Digital images placed and stored in a computer hard drive and transferred to a compact disc are subject to the same rules as videotapes.

The defendant worked alone in a convenience store and was caught on surveillance cameras stealing lottery tickets. The surveillance system consisted of motion cameras that were connected to a computer. The video images captured by the cameras were recorded on the computer's hard drive. When the store owner discovered the lottery tickets were missing, he viewed the defendant's video images on the computer from the night the tickets disappeared. He then transferred the pertinent portions of the images to a compact disk (CD). The defendant was subsequently charged with larceny of property over $250.

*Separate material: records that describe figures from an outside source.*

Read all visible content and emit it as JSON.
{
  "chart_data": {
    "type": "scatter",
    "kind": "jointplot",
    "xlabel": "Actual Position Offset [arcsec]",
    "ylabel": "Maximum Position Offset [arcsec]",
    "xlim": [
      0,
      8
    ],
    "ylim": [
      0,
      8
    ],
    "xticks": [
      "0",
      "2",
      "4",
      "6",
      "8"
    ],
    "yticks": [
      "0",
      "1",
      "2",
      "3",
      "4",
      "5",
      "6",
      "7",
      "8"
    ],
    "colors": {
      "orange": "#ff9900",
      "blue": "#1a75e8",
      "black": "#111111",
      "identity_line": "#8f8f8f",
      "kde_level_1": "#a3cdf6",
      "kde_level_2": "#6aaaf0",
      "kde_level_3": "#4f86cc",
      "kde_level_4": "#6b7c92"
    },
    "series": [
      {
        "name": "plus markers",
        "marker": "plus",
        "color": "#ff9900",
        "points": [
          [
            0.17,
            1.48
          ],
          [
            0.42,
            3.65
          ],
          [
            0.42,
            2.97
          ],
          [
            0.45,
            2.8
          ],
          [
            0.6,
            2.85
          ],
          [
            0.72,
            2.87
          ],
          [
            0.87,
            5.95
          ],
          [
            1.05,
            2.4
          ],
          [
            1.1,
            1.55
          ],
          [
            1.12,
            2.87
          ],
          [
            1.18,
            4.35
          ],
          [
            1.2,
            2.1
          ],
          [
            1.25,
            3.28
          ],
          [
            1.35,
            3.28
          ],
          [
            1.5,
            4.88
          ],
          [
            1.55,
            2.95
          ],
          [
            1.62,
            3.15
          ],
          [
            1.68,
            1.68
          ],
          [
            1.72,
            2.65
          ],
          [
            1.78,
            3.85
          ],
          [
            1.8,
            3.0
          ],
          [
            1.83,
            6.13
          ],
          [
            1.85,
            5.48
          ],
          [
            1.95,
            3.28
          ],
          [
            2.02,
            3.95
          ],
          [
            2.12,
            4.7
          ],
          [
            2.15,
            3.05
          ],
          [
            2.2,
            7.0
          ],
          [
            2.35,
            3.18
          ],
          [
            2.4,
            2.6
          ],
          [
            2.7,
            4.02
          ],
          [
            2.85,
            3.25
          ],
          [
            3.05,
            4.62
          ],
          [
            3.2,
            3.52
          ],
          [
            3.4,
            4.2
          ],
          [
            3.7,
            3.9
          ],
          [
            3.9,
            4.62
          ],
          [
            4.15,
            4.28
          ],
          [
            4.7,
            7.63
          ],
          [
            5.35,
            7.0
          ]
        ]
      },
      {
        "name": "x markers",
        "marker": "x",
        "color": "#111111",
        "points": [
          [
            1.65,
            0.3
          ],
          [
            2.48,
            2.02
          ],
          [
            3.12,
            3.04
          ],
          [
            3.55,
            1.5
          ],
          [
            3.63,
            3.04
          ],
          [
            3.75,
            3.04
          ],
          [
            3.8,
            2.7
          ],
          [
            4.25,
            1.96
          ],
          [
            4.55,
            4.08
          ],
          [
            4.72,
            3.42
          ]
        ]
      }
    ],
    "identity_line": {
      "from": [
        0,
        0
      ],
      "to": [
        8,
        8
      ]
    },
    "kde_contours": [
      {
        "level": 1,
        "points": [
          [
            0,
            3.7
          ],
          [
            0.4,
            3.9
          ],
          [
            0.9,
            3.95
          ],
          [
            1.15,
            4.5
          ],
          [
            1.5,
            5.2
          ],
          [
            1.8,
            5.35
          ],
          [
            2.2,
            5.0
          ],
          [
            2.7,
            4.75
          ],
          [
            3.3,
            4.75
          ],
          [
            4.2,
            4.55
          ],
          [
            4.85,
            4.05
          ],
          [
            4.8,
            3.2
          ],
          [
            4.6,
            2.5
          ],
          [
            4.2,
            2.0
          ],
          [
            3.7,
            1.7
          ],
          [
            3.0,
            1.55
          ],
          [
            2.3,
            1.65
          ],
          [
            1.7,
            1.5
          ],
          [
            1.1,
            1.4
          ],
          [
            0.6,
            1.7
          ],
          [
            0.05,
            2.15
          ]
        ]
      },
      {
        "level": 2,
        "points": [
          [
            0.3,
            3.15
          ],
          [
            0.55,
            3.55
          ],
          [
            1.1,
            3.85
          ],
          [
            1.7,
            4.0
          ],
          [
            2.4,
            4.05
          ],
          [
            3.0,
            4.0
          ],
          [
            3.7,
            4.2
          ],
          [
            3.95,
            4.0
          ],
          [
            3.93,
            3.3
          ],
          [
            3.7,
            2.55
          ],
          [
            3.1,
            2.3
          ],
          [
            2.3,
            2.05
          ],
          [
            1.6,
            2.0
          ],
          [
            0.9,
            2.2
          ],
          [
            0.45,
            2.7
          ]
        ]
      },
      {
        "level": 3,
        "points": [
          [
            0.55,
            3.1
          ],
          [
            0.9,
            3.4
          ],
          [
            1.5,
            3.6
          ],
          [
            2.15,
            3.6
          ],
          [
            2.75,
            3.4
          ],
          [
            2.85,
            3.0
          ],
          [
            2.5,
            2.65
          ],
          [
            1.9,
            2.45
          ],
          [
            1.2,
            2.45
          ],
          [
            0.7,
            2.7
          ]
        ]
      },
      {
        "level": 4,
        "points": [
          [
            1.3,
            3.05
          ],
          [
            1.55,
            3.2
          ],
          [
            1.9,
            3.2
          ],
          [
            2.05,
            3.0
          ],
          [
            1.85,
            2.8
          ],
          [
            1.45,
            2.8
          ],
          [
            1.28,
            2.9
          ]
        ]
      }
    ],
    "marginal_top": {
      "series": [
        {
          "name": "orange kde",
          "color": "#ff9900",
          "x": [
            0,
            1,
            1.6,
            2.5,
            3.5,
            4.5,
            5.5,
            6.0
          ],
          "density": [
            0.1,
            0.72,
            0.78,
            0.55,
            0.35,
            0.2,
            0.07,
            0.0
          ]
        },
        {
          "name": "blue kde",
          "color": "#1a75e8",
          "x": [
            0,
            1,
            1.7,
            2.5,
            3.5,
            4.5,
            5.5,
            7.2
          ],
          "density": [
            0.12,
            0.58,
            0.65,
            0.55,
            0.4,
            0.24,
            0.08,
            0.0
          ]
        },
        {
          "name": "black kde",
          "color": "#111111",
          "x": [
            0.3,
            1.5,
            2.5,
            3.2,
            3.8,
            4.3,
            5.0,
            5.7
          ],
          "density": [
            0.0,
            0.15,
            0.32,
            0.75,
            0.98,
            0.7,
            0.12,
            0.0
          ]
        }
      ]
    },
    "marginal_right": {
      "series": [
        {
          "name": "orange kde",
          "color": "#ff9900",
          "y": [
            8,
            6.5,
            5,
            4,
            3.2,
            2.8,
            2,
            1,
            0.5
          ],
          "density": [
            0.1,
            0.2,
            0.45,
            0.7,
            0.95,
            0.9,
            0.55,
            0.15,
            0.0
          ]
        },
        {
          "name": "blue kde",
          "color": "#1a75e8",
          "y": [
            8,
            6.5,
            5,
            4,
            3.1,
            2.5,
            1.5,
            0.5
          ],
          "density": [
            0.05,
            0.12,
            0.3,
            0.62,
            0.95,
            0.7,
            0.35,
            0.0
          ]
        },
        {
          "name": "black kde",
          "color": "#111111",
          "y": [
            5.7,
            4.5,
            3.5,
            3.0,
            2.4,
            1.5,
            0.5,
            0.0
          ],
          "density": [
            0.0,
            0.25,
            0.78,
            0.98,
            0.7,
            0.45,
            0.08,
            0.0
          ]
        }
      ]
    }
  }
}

During the trial, the CD was introduced into evidence and played to the jury. Prior to admitting the CD, the store owner testified that he had reviewed the CD and that he recognized it as a fair and accurate representation of the images he had previously viewed of the defendant. The defendant claimed that the judge abused his discretion in admitting the CD and argued that the CD was untrustworthy, incomplete and manufactured.

The court held that digital images placed and stored in a computer hard drive and transferred to a CD are subject to the same rules of evidence as videotapes: they must (1) be relevant; (2) provide a fair representation of that which they purport to depict; and (3) not otherwise be barred by the exclusionary rule.